A favorite with beancounters, this system of doing live shots will probably be the death knell of microwave and satellite trucks. And in the process, hopefully save a bunch of jobs. Let's say a ND needs a new truck. He can spend six figures, or buy a bunch of laptops. With the savings he can hopefully hire (or not fire) a bunch of newspeople. As the technology gets better, more and more stations will go in this direction.

2. The DVR

Never has taping a local newscast been so easy. The DVR is becoming more commonplace in households, and makes time shifting a breeze. It's easier to watch stuff via the DVR than on the Internet. The downside is that you can also breeze through the commercials incredibly fast. Look for more "product placement" and ads that actually appear during newscasts (sponsored crawls, weather maps, etc.)

3. More opportunities for young people in big markets

Experience is wonderful, but let's face it, it doesn't take ten years to learn how to knock out a terrific package. Some young people are naturals and whip smart. Nice to see those who are truly special make it up the ladder a lot quicker than my generation.

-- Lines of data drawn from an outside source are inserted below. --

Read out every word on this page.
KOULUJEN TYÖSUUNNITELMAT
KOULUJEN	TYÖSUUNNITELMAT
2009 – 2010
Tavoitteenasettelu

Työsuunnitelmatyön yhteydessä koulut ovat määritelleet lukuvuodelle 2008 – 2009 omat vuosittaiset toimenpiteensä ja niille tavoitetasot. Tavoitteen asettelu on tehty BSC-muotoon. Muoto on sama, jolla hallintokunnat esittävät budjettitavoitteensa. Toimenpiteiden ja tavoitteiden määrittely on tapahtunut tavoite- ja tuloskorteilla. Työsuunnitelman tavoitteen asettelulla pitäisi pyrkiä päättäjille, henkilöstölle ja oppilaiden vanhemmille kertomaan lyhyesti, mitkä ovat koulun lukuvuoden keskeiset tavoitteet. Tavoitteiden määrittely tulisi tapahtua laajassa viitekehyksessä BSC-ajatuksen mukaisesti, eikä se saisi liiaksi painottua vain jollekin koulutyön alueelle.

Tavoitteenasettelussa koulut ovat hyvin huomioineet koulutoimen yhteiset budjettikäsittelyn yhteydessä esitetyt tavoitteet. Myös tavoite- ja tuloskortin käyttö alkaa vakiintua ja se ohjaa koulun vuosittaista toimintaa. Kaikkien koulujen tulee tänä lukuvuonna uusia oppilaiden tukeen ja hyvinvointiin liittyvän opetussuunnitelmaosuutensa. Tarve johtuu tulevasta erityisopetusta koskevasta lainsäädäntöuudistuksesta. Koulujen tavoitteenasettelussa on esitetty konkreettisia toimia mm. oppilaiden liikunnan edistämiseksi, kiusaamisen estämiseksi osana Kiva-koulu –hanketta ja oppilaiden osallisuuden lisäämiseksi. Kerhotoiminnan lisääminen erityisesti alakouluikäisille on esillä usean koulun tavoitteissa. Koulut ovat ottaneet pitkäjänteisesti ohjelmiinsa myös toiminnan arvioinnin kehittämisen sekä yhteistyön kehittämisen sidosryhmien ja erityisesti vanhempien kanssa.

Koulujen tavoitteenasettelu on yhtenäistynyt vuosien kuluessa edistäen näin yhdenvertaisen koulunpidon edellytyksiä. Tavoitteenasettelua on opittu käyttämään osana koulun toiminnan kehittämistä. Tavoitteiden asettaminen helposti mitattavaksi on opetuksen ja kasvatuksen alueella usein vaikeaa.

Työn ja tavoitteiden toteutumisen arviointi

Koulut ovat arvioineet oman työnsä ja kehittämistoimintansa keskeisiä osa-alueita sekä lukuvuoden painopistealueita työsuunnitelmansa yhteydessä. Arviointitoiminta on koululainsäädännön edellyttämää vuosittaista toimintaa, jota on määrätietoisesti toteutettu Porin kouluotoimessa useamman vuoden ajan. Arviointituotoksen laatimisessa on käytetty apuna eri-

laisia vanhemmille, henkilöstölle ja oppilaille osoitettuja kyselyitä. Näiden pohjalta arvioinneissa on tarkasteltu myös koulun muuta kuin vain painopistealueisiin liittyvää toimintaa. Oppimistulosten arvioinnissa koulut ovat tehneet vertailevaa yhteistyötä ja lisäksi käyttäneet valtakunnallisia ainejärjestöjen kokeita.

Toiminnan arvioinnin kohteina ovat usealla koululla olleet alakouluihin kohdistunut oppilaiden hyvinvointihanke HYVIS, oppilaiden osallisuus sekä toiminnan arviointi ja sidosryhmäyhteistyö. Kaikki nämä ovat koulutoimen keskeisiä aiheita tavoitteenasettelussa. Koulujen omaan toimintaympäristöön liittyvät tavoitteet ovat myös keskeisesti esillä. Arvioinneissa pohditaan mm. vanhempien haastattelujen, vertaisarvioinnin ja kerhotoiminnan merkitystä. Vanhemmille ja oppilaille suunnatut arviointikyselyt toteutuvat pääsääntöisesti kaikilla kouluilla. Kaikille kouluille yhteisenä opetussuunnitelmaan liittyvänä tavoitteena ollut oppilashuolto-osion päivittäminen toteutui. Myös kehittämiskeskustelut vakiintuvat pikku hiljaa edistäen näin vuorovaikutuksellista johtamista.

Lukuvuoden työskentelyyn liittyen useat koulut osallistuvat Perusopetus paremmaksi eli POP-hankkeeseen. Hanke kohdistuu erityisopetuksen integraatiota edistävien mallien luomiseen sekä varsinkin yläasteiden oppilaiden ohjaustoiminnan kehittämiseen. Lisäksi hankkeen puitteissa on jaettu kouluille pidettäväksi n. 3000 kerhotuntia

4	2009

4. Downsizing of newscasts

By this I mean cutting newscasts that really had no business taking up air time. When a small market has a newscast at 4 o'clock in the afternoon, it just dilutes the product. Fortunately some stations have realized this and stopped thinning out their stories.

5. Consultants are fading away

The easiest way for a News Director to cut the budget is by eliminating the consulting services. While some consultants are very good, and a few even taught me a lot, by and large they simply tell you what you already know and cost a lot of money that can be better spent on newsroom personnel. They're melting like the wicked witch in the Wizard of Oz.

6. Young people are becoming more sarcastic at an early age

It used to take years for people new to the business to get jaded and disillusioned. Now, bada bing, six months and you realize you're a hamster on a corporate wheel. Kids can see the puppet strings in a short time. Welcome to the party, pal.

7. A few stations ditch the one man band

It absolutely makes my day when I hear about a station smart enough to realize this is a bad idea.

8. Networks are more careful when calling elections

After that fiasco in 2000, the battle to be first rather than right got reversed on election nights.

9. Some stations starting ditching contracts for everyone

A Southerner once told me, "You ride a horse longer with loose reins" and this little bit of wisdom filtered down to a few newsrooms that realized putting 22 year old people under three year contracts is a ridiculous idea. Putting them under any contract is just plain silly, as kids spend too much time worrying about contracts ending and timing a new job. Managers finally realized contracts can work both ways... you can get stuck with a bad person for several years. Until you know someone's track record, contracts are a bad idea. And they often chase away talented people.

10. Finally, people began to appreciate the fact that photogs are the most important people in any news operation

And a lot of people didn't know that until they were gone.